# front strut bar



## Guest (Jul 13, 2002)

i just put on a front strut bar on my 97 200 sx, and its making all sorts of noise. can someone let me know if i have it on backwards, i put the open ended circle on the left hand side (aka the passenger side). i tightened all of the screws but it still makes noise. does anyone have this problem or any ideas of what i can do to get rid of the noise? thx


----------



## Niss200SXGTR (May 31, 2002)

*ok..*

Ok, check the middle bar..

if you have the same one i do, then there is the middle bar, adn the passenger, "complete circle" with the BIG black screw, that screws into the main bar, and there is a C 1/3 circle peice looking thing, for drivers side, what i did was this

--bolt down passenger side complete O ring All the way.
--screw both sides into the bar.
--twist the pieces, by dropping on the screws, then lifting to make adjustments.
--put drivers side ring on, and check to make sure that there is NO freespace whatsoever, then screw it down.. bolt that mo ' fo' down like never before.


----------



## Guest (Jul 13, 2002)

cool i will take a shot at that. but the noise was really annoying
thx for the help


----------



## Gimp (Jun 9, 2002)

What brand is it. A lot of the bars for the Sentra/200sx don't fit over the engine. Everytime you increase the throttle it'll rattle against the bar. I had the same problem until I got a different bar.


----------



## Teknokid (Jun 1, 2002)

What kind of bar did you have?? What other bars have problems?? I plan to get this strut bar because the company is located here in my city and it is pretty inexpensive. Hope it fits. If it doesnt I can return it, they already told me.
here is the link and tell me what you guys think. 209.87.151.155/search_results.asp?P...ParamTxt=sentra&btnSearch.x=11&btnSearch.y=14

Has anyone ever bought one of these bars?? does this look like another bar?? Im


----------



## Ninety-Nine SE-L (May 5, 2002)

Teknokid said:


> *What kind of bar did you have?? What other bars have problems?? I plan to get this strut bar because the company is located here in my city and it is pretty inexpensive. Hope it fits. If it doesnt I can return it, they already told me.
> here is the link and tell me what you guys think. 209.87.151.155/search_results.asp?P...ParamTxt=sentra&btnSearch.x=11&btnSearch.y=14
> 
> Has anyone ever bought one of these bars?? does this look like another bar?? Im *


Those are the same bars found on ebay. Auto Dynamic uses EBay to sell some of their products.


----------



## Gimp (Jun 9, 2002)

Try either stillen *cough* EXPENSIVE *cough*. Or either Mossy Nissan (california) or Courtesy Nissan (texas). I have a bar from Courtesy and it fits perfectly. 

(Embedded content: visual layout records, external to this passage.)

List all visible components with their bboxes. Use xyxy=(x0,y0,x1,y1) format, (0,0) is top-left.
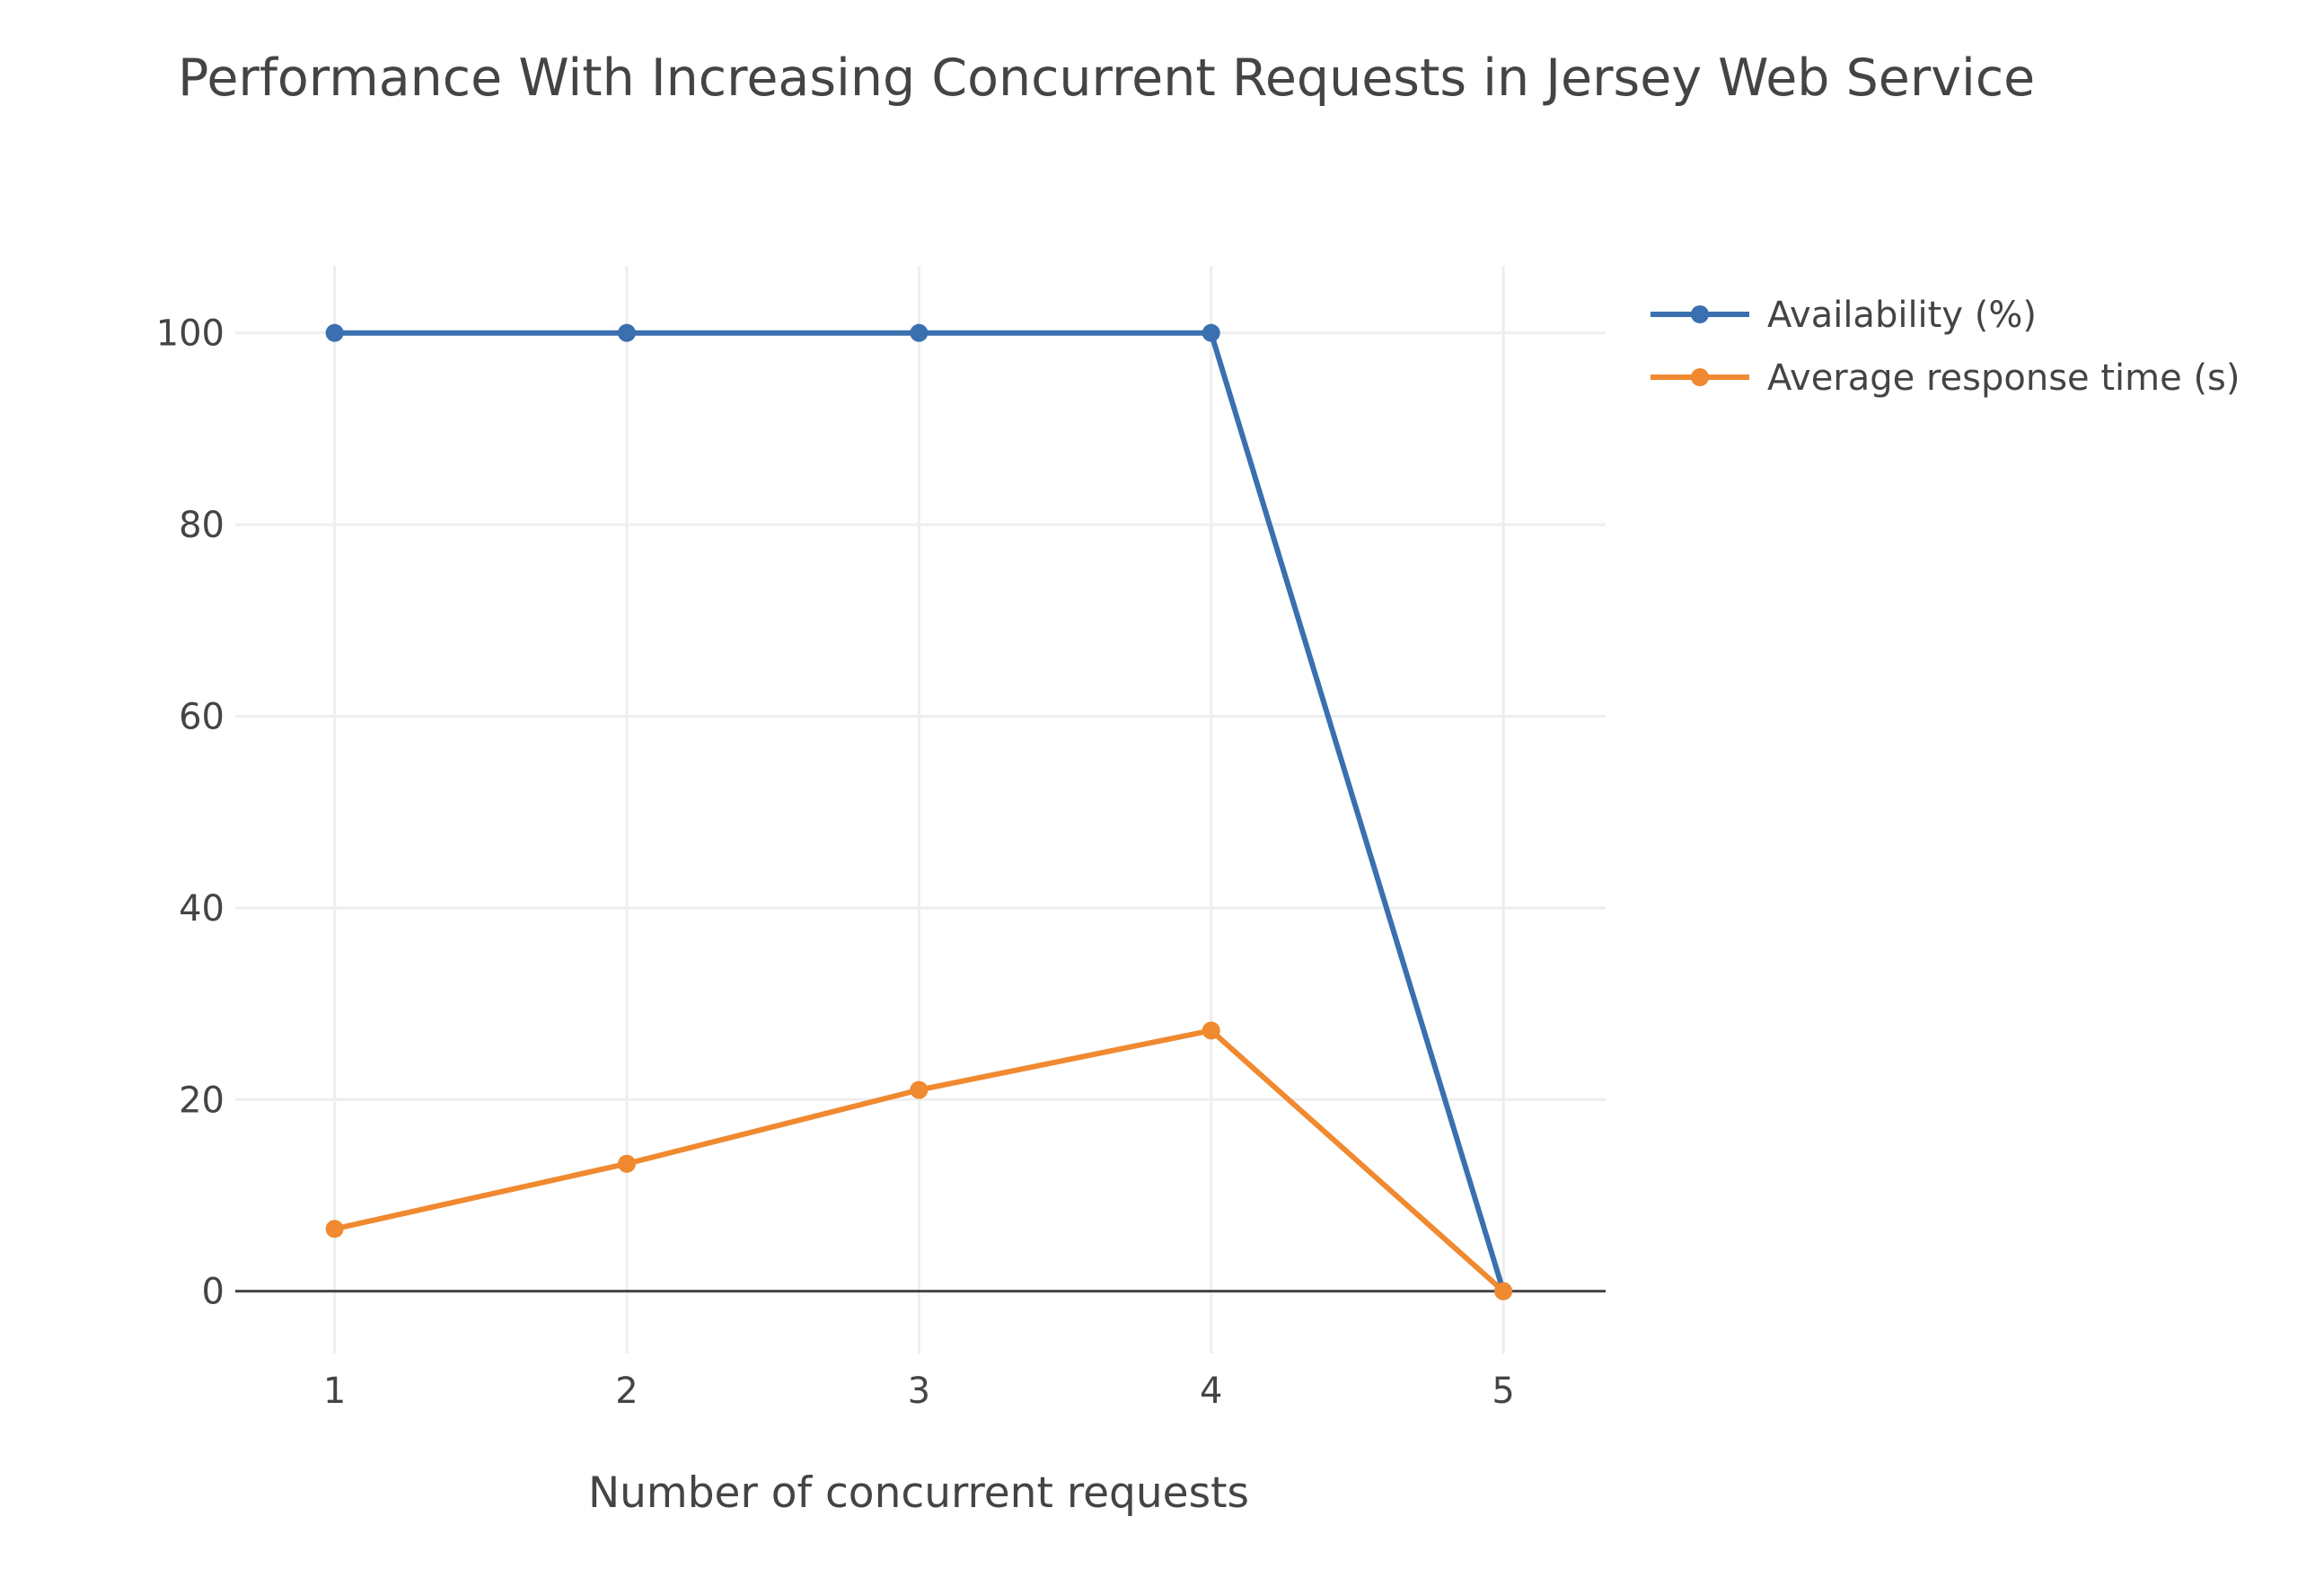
data-point[interactable] xyxy=(618,323,636,342)
y-tick-label: 60 xyxy=(179,696,224,737)
x-tick-label: 4 xyxy=(1200,1371,1222,1412)
data-point[interactable] xyxy=(325,1220,344,1239)
data-point[interactable] xyxy=(910,323,929,342)
x-tick-label: 2 xyxy=(615,1371,638,1412)
axes: 1 2 3 4 5 0 20 40 60 80 100 xyxy=(156,313,1606,1412)
x-tick-label: 3 xyxy=(908,1371,930,1412)
data-point[interactable] xyxy=(1202,323,1220,342)
legend-swatch-marker xyxy=(1691,305,1709,323)
data-point[interactable] xyxy=(910,1080,929,1099)
legend-swatch-marker xyxy=(1691,368,1709,386)
data-point[interactable] xyxy=(1494,1282,1513,1300)
y-tick-label: 40 xyxy=(179,888,224,930)
x-axis-title: Number of concurrent requests xyxy=(588,1468,1249,1518)
x-tick-label: 5 xyxy=(1492,1371,1514,1412)
grid-lines xyxy=(235,266,1606,1353)
y-tick-label: 0 xyxy=(202,1272,224,1313)
legend-label: Availability (%) xyxy=(1767,295,2037,336)
x-tick-label: 1 xyxy=(323,1371,346,1412)
legend-item[interactable]: Availability (%) xyxy=(1651,295,2037,336)
data-point[interactable] xyxy=(325,323,344,342)
y-tick-label: 100 xyxy=(156,313,224,355)
legend[interactable]: Availability (%) Average response time (s… xyxy=(1651,295,2240,399)
y-tick-label: 80 xyxy=(179,505,224,546)
legend-label: Average response time (s) xyxy=(1767,357,2240,399)
data-points xyxy=(325,323,1513,1300)
chart-title: Performance With Increasing Concurrent R… xyxy=(178,48,2035,108)
data-point[interactable] xyxy=(618,1154,636,1173)
y-tick-label: 20 xyxy=(179,1080,224,1121)
legend-item[interactable]: Average response time (s) xyxy=(1651,357,2240,399)
data-point[interactable] xyxy=(1202,1021,1220,1040)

I also have a bar I couldn't return sitting in my Garage (rattles against the engine everytime I'd step on the throttle), Ractive.

I've tried 3 separate bars from ebay and NONE of them work. You might have to spend a little more, but it's worth it.


----------



## nak1 (May 17, 2002)

*i have a ractive...*

i dont have the problem Timbo had... but it does slightly rub on the underside of the hood. i plan on going CF hood anyhow sometime soon. and the bottom of it hits the tubing on top of the throttle body but i have been told that this tubing can be replaced with longer tubing to make room.


----------



## m14cstud (Jul 15, 2002)

I bought strut bar from ebay and it has worked fined for me. It was only 30 dollars and was from espeedgogo. I was apprehensive at first buying such a cheap strut bar, but it fits perefectly, no noise, and has increased my cornering ability a little bit.


----------



## Teknokid (Jun 1, 2002)

I just bought the front strut bar from autodynamic and from what i hear are being sold on ebay. Well i have a problem. It does rattle or anything but it the hood doesnt close right. I mean it does close all the way but i can see the bar rubbing against the hood and when i pop the hood it resonates against it so it sounds louder. What can i do??


----------



## Niss200SXGTR (May 31, 2002)

I have *cough* EBAY *cough* struts, rear and front, check out how they look on http://www.cardomain.com/member_pages/view_page.pl?page_id=227955


----------



## Guest (Aug 4, 2002)

I want to purchase a strut bar too. I saw some @ www.procarparts.com but wasnt sure on the quality heeellllla cheap though.


----------



## Niss200SXGTR (May 31, 2002)

i got my FRONT strut bar from them.. fit tight, clean, and looks killer!.. check it out http://www.cardomain.com/member_pages/view_page.pl?page_id=227955


----------



## Guest (Aug 4, 2002)

Your halos look tiiiight!! I wanted to purchase a set but wanted to hold off on the GTR front end. Eh! does it rattle or make any crazy noises?? If not I might purchase it asap!


----------



## Teknokid (Jun 1, 2002)

I figured it out. They gave me the bar for a 90-94 sentra. Its the blue one. Tee one i need is a black one. But the thing that gets me is that the blue one has like a slit on it for the a/c lines so i thought that one was it. I'll take it back on monday to autodynamic.


----------



## 97PocketRocket (Jul 31, 2002)

I picked mine up from NOPI (not dot com, the store..gotta love living near the werehouse) for $75, it's a double bar and not a single but the only two problems I had was the cover on each end of the bar near the mounts (which I removed and tossed, they were just weight after all!) rubbing the bottom of the hood and before I changed to the Stillen CAI it would smack against the stock airbox when you cranked the engine cold. Other than that I've had no added noise from it. Seems I got lucky, lol. Funny thing is, I can't use a straight bar (from mount to mount) I had to use the one that looks like it fit the earlier sentra models, the ac lines blocked the bar completely. That may have been caused when I had that side of the car repaired due to an idiot in a mini-van making a right hand turn from the left hand lane with me in the middle though.../sigh...mini-vans are all driven by satan.


----------



## sethwas (Apr 30, 2002)

Hey,
About 2 weeks ago I posted on the same subject with the solutions. Look up my member name and strut bars.

Seth


----------